The play itself, or at least its first act, was inspired by the experiences of Miss Gloria Allen, a now 73-year-old transgender woman who has lived her true identity since she was 19, mentored homeless youths at Chicago's LGBTQ center and been described as a blend of RuPaul and Auntie Mame (click here to read more about her and the show's genesis).

But, as though he were one of her students, Dawkins takes a decorous approach to Allen's story that not only beatifies his subject but makes her fictional stand-in Mama Darleena Andrews less colorful than the real woman seems to be.

And while the students in the play's class are a span-the-gamut mix of rainbow ethnicities, identities ranging from the gender proud to the gender confused and social backgrounds that include a rich kid seeking a safe place to figure out who he is and a homeless teen who supports herself by working the streets as a prostitute, there's a polite quality to all of them too.

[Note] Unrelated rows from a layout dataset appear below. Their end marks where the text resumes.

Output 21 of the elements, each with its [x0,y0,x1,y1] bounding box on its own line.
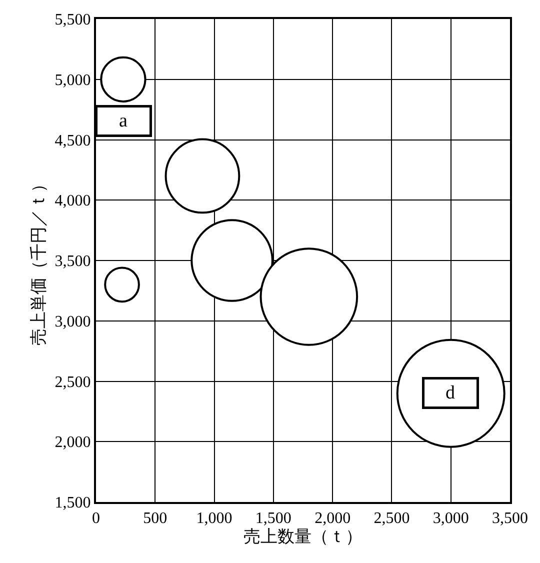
y-tick-label: 5,000 [54,72,91,89]
annotation: a [119,110,128,132]
y-tick-label: 1,500 [54,494,91,512]
y-tick-label: 4,500 [54,132,91,150]
annotation: d [446,382,456,404]
x-tick-label: 3,000 [432,510,469,528]
y-tick-label: 2,000 [54,434,91,452]
x-tick-label: 0 [92,510,100,528]
y-tick-label: 3,500 [54,253,91,270]
y-tick-label: 5,500 [54,12,91,29]
x-tick-label: 1,500 [255,510,292,528]
x-tick-label: 1,000 [196,510,232,528]
x-tick-label: 2,500 [374,510,410,528]
y-tick-label: 3,000 [54,313,91,330]
x-tick-label: 3,500 [492,510,528,528]
x-axis-title: 売上数量（ｔ） [244,527,362,546]
y-tick-label: 2,500 [54,374,91,391]
x-tick-label: 500 [143,510,168,528]
y-tick-label: 4,000 [54,192,91,210]
x-tick-label: 2,000 [314,510,351,528]
y-axis-title: 売上単価（千円／ｔ） [28,176,48,346]
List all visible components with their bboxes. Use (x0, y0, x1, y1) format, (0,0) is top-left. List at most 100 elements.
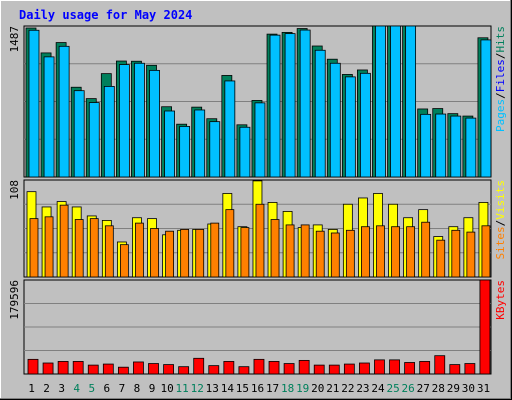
bar-sites (165, 230, 174, 278)
bar-files (344, 76, 356, 178)
bar-files (164, 110, 175, 178)
bar-sites (44, 216, 54, 278)
bar-kbytes (27, 358, 39, 375)
bar-kbytes (343, 363, 355, 375)
day-label: 19 (296, 382, 309, 395)
bar-kbytes (193, 357, 205, 375)
bar-kbytes (253, 358, 265, 375)
max-label: 1487 (8, 26, 21, 53)
bar-files (375, 25, 386, 178)
bar-sites (210, 222, 220, 278)
bar-sites (345, 229, 355, 278)
bar-files (254, 102, 266, 178)
bar-files (450, 115, 462, 178)
bar-sites (376, 225, 385, 278)
bar-sites (300, 224, 310, 278)
bar-kbytes (374, 359, 385, 375)
bar-kbytes (359, 362, 370, 375)
day-label: 11 (176, 382, 189, 395)
bar-sites (195, 228, 205, 278)
bar-sites (451, 229, 461, 278)
bar-files (360, 72, 371, 178)
bar-kbytes (57, 361, 69, 375)
bar-files (224, 80, 236, 178)
bar-sites (74, 219, 84, 278)
bar-files (284, 33, 296, 178)
day-label: 4 (73, 382, 80, 395)
day-label: 25 (386, 382, 399, 395)
chart-title: Daily usage for May 2024 (19, 8, 192, 22)
day-label: 2 (43, 382, 50, 395)
day-label: 18 (281, 382, 294, 395)
bar-kbytes (268, 361, 280, 375)
bar-kbytes (42, 362, 54, 375)
bar-kbytes (148, 363, 159, 375)
bar-sites (135, 222, 144, 278)
bar-files (149, 69, 160, 178)
bar-sites (285, 224, 295, 278)
label-part: KBytes (494, 280, 507, 320)
bar-kbytes (117, 366, 129, 375)
bar-files (239, 126, 251, 178)
day-label: 9 (149, 382, 156, 395)
bar-sites (119, 244, 129, 278)
bar-files (420, 113, 432, 178)
bar-sites (315, 230, 325, 278)
bar-kbytes (298, 359, 310, 375)
bar-files (194, 109, 206, 178)
day-label: 8 (134, 382, 141, 395)
day-label: 13 (206, 382, 219, 395)
axis-label-kbytes: KBytes (494, 280, 507, 320)
label-part: Visits (494, 180, 507, 220)
bar-files (28, 29, 40, 178)
panel-kbytes: 179596 KBytes (8, 279, 507, 375)
bar-files (329, 62, 341, 178)
day-label: 1 (28, 382, 35, 395)
label-separator: / (494, 53, 507, 60)
bar-kbytes (389, 359, 400, 375)
label-part: Sites (494, 226, 507, 259)
bar-kbytes (313, 364, 325, 375)
bar-files (209, 121, 221, 178)
day-label: 16 (251, 382, 264, 395)
bar-files (73, 90, 85, 178)
bar-files (299, 29, 311, 178)
bar-files (314, 49, 326, 178)
bar-files (480, 39, 492, 178)
bar-files (118, 64, 130, 178)
bar-sites (421, 221, 431, 278)
bar-kbytes (479, 279, 491, 375)
bar-sites (104, 225, 114, 278)
day-label: 24 (371, 382, 385, 395)
bar-sites (481, 225, 491, 278)
bar-kbytes (419, 361, 431, 375)
axis-label-visits: Sites/Visits (494, 180, 507, 260)
day-label: 15 (236, 382, 249, 395)
day-label: 28 (432, 382, 445, 395)
bar-files (43, 56, 55, 178)
bar-kbytes (464, 363, 476, 375)
bar-files (179, 126, 191, 178)
day-label: 14 (221, 382, 235, 395)
axis-label-hits: Pages/Files/Hits (494, 26, 507, 132)
bar-kbytes (328, 364, 340, 375)
panel-visits: 108 Sites/Visits (8, 179, 507, 278)
bar-sites (391, 226, 400, 278)
bar-kbytes (208, 365, 220, 375)
bar-sites (59, 204, 69, 278)
bar-sites (225, 209, 235, 278)
day-label: 10 (160, 382, 173, 395)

They're all looking for love and affirmation and Dawkins gives each of them the chance to act out a bit. But they too easily buy into Mama Darleena's anachronistic ideas about the right way to eat, sit and conform to conventional rules about the way men and women (transgender or cisgender) should behave.

In fact, the play's best conflict is between Mama and D, the gender-non-conforming director of the center who has a more contemporary view on what it means to be a trans person. 

That should be drama enough but in the second act, Dawkins mixes in jealousies and rivalries that eventually threaten the future of the etiquette program and Mama Dareleena's very life. Then he quickly whirls through resolutions to these problems as though they were plot points on a TV procedural.

Yet, it's still great to see a story about transgender people that isn't unrelentingly depressing or sad but is instead upbeat and celebratory. That's due, in part to the substantial transgender presence on the creative team, starting with Davis, the artistic director of Chicago's American Theatre Company and the first acknowledged transgender person to lead a mainstream theatre company in this country (click here to read more about him).

Davis actively recruited transgender actors to be a part of his cast. Their abilities vary but, under Davis' steady hand, they all bring authenticity and obvious delight to the roles they play. And the production really lucked out with Caldwell, a longtime actress who was moved to come out as transgender by the opportunity to be in this play (click here to read an interview with her).

Caldwell is warm and funny as she delivers the snappy lines Dawkins has written for Mama Darleena but she also imbues the role with a gravitas hewn from her own experiencces of what it has been like to live as a trans person in this society. 

Charm, which is running at the Lucille Lortel Theatre through Oct. 15, isn't a great play but, particularly in these tolerance-testing times, it's one worth seeing and cheering on.